Using a Mediator to Preserve a Troubled Commercial Relationship

Is your company a user of technology services that is having a dispute with its services provider? Is your company a technology services provider having a dispute with a customer? Are you worried about the state of the relationship? Do you want to preserve the relationship? If so, a mediator with deep technology transactions experience may be able to help you resolve the dispute, successfully complete the implementation, preserve your relationship, and avoid litigation.

The Agreement

User Company retained Service Provider to implement a SaaS-based solution (e.g., an HR service enabling employee self-service). Under the Agreement, both parties are responsible for certain aspects of the work. The Agreement contains target completion dates for certain interim milestones and for the implementation of the solution. Under the Agreement, Service Provider’s charges are determined on a time and materials basis with payments monthly and upon the achievement of certain milestones. Service Provider is to use commercially reasonable efforts to complete the implementation within an agreed budget.

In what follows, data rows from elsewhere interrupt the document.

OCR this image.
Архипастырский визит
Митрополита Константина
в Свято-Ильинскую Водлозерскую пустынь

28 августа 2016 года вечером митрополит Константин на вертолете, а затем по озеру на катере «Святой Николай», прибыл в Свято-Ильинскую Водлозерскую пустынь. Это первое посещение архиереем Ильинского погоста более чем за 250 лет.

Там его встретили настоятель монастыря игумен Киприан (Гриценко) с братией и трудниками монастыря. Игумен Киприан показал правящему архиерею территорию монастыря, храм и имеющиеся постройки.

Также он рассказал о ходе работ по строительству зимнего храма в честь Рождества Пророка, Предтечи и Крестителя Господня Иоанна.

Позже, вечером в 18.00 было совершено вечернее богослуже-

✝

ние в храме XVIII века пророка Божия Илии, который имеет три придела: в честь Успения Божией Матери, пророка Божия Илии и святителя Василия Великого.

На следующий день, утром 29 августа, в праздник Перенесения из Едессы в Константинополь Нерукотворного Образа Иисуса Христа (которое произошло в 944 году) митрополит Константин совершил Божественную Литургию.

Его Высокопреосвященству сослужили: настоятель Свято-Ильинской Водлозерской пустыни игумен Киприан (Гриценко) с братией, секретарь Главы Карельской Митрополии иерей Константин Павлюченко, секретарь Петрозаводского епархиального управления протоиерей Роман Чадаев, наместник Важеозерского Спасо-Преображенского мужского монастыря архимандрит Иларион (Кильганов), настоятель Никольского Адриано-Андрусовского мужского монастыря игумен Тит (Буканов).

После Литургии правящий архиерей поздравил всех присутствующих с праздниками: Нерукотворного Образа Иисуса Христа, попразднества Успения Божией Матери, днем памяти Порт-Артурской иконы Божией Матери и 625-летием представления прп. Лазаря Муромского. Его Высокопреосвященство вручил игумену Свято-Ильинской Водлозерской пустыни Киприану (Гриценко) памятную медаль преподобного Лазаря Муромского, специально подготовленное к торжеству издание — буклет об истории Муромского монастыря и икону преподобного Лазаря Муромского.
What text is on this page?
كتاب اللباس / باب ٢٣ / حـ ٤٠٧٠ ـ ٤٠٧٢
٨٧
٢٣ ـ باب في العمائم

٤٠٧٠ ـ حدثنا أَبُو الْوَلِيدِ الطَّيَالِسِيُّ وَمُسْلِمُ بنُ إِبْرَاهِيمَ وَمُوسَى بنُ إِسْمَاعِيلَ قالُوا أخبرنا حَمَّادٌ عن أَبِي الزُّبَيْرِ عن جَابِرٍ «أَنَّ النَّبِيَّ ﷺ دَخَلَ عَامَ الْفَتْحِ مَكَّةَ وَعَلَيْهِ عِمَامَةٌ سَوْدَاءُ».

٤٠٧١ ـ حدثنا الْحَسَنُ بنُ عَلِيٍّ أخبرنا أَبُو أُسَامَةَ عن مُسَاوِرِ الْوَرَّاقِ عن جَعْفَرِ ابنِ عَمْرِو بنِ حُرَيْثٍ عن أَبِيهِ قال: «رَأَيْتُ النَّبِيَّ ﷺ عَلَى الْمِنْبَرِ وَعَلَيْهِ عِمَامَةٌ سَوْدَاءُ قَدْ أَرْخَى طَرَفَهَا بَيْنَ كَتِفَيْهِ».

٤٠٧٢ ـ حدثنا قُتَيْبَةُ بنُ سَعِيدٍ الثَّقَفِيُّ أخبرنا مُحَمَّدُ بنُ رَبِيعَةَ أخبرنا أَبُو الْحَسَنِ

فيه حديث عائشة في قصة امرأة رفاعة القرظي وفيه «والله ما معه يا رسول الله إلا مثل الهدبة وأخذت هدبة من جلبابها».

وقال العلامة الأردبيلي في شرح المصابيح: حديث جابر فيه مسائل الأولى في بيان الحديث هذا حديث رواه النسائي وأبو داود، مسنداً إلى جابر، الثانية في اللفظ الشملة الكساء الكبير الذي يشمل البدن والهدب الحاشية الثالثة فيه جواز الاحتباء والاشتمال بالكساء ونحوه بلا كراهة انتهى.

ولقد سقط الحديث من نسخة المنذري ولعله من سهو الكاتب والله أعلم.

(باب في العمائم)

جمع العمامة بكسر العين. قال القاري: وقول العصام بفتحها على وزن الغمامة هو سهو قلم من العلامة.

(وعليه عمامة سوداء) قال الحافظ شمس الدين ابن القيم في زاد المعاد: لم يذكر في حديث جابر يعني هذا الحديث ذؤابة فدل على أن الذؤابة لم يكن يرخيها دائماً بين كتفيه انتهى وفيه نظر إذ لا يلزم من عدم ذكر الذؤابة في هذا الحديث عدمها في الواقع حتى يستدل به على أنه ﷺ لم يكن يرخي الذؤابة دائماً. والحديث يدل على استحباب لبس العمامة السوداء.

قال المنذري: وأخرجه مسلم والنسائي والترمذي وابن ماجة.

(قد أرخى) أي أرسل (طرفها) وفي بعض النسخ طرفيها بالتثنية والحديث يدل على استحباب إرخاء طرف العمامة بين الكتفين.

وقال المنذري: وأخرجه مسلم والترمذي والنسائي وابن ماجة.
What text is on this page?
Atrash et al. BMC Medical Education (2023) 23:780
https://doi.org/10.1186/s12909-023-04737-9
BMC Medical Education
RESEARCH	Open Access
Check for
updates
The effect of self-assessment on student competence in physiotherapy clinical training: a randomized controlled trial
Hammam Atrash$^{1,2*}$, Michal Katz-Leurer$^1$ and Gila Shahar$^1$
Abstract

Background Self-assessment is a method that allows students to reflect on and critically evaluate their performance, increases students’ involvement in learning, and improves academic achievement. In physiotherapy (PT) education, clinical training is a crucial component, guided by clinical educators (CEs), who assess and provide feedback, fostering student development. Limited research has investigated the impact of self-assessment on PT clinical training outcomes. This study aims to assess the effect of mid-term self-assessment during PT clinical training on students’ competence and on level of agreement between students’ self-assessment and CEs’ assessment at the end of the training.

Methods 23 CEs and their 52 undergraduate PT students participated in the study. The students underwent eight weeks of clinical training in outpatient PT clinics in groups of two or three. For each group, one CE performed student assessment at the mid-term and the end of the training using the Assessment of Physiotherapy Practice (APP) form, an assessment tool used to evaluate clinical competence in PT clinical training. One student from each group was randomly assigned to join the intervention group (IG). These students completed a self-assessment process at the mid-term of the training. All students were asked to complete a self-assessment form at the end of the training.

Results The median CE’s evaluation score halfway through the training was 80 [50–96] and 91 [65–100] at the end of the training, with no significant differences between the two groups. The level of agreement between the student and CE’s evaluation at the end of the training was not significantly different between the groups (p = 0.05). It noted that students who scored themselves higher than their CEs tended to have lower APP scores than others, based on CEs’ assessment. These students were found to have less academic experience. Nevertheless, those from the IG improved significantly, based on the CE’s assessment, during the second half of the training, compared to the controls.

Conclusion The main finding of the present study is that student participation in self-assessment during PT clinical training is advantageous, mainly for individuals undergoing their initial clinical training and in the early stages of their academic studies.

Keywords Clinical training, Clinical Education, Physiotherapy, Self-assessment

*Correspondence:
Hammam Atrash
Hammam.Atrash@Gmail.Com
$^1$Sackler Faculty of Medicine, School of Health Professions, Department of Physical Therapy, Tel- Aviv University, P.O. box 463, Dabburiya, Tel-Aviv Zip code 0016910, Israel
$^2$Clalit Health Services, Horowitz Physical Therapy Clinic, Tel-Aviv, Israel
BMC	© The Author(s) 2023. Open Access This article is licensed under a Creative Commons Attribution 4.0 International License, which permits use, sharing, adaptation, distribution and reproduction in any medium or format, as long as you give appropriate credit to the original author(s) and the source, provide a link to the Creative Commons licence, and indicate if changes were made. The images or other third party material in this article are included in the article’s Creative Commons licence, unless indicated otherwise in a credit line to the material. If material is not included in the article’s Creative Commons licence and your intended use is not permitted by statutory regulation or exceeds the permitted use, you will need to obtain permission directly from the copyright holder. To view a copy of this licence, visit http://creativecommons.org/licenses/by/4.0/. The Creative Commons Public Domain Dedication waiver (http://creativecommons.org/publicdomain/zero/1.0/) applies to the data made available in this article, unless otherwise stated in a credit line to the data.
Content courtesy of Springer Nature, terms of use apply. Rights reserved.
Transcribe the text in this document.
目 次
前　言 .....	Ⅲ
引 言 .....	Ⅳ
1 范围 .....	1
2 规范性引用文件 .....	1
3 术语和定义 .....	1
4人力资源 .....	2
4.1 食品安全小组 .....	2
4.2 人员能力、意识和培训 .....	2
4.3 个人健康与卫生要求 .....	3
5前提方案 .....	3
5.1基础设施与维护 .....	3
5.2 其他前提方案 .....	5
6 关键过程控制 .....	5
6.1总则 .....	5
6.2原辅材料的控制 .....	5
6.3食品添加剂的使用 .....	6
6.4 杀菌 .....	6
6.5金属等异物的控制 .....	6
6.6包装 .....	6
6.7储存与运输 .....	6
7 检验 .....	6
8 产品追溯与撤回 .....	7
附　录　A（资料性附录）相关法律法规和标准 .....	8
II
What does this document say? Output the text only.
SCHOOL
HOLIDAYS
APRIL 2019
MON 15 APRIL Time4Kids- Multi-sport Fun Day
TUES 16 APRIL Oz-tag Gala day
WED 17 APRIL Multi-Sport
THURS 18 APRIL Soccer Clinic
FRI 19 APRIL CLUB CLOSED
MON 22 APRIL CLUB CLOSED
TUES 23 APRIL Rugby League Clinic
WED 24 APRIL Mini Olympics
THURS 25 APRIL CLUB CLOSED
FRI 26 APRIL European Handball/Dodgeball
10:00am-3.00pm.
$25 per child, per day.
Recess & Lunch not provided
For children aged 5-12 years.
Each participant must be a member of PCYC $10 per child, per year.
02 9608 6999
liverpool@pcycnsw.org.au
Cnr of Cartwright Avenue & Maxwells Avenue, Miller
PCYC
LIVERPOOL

The Current State of Affairs

Although the work is continuing, the project is now late, and Services Provider’s charges have exceeded the budget. The parties are highly frustrated with each other. Their relationship is breaking down with the User Company threatening to stop making required payments, and the Service Provider responding by stating that it the payments stop, the work stops.

Service Provider’s View

The Service Provider blames the User Company asserting that the User Company: (i) has not provided clear business requirements in a timely fashion, (ii) keeps changing the requirements it provides, and (iii) is failing to perform its responsibilities in a timely fashion.

User Company’s View

The User Company blames the Service Provider asserting that the Service Provider: (i) promised the solution would meet the User Company’s business needs, (ii) failed to disclose the degree of User Company process change that would be required, and (iii) repeatedly failed to meet key milestone dates.

The Way Forward – Mediation

Although companies typically think of mediation, and mediation is typically employed, following the termination of the underlying agreement and the filing of litigation, an experienced mediator retained prior to termination and litigation may be able to help the parties avoid termination and litigation by helping them to:

  • articulate User Company’s business requirements;
  • describe the capabilities and processes inherent in the solution;
  • identify the gap between such business requirements and capabilities; and
  • address the gap by, for example, User Company agreeing to implement some process change and Service Provider agreeing to configure or adapt the solution to better meet User Company’s business requirements.

Moreover, with the assistance of the mediator the parties may realize that, given the costs of project failure, it makes sense for them to:

  • reallocate responsibilities for tasks according to the parties’ respective abilities; and
  • agree to share the costs of successfully completing the project in a mutually agreeable manner.